Oireachtas Joint and Select Committees

Thursday, 2 March 2023

Joint Oireachtas Committee on Housing, Planning and Local Government

General Scheme of the Planning and Development Bill 2022: Discussion (Resumed)

Mr. Tom Flynn:

I think the former Chief Justice, Mr. Justice Clarke, made the point that you do not want to lose the fact that somebody who has no knowledge or previous practice in planning or environmental law might come into a court, take over a list and bring insights from another area, for example, if they practised in asylum or refugee law. It is an interesting question because there is now such a complexity around planning and environmental law that, even for us as practitioners who specialise in this area - it really is a discrete specialism - we find it really difficult to keep up to date with the law. It is a real full-time job. It is difficult for judges. Perhaps there is a balancing exercise to have some people with expertise and specialism in the area but also to give them the resources, whether they be researchers with expertise, knowledge and qualifications in this area to give them the assistance in relation to that.
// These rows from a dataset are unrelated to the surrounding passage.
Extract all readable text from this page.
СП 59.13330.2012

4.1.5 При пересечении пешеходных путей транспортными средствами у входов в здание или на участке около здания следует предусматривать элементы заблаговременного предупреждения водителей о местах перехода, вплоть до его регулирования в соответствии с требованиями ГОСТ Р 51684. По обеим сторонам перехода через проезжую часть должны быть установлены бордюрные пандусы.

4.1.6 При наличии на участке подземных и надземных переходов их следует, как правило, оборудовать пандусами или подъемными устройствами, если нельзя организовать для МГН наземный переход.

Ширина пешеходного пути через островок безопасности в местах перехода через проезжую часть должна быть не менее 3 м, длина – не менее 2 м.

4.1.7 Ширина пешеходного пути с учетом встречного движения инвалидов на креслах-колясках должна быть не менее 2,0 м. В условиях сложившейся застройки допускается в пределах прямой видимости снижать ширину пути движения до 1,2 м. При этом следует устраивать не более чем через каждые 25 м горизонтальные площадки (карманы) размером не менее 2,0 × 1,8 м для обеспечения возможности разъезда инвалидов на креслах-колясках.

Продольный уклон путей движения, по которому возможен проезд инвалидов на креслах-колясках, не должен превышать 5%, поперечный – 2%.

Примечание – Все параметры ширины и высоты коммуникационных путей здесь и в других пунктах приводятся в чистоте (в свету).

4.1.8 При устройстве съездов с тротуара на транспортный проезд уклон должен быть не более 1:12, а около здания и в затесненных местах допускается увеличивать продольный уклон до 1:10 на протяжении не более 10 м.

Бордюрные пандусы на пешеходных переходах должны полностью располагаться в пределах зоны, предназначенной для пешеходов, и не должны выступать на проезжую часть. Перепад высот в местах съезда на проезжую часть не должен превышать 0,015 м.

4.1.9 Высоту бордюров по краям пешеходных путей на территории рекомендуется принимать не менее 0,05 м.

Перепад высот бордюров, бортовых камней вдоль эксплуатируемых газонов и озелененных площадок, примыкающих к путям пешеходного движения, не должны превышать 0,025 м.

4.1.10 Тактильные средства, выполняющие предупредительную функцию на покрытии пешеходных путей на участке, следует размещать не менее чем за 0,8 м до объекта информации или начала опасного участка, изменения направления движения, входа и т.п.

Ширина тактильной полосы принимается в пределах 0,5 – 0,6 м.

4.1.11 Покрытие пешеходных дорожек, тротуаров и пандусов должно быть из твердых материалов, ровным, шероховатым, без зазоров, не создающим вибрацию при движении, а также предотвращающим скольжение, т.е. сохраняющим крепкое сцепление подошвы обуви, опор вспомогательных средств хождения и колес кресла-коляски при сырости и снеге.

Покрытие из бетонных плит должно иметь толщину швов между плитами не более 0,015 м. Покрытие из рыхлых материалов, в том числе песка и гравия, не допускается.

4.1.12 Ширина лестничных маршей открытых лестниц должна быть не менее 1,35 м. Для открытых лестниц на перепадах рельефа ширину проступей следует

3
This underscores the complexity of the area and the need to ensure the judges have time to read the papers and take on board the complexity around the arguments being made in relation to it. This is not a criticism of the Judiciary, who work extremely hard, but it is frequently the case that they come into the cases and have not had sufficient opportunity to get a sufficient understanding of the relevant material and the legal arguments. That is not a criticism; they just need more time. That is why additional judges are needed, so they can have two days off to read the case and then one day to hear it. If there is only one judge, they cannot do that.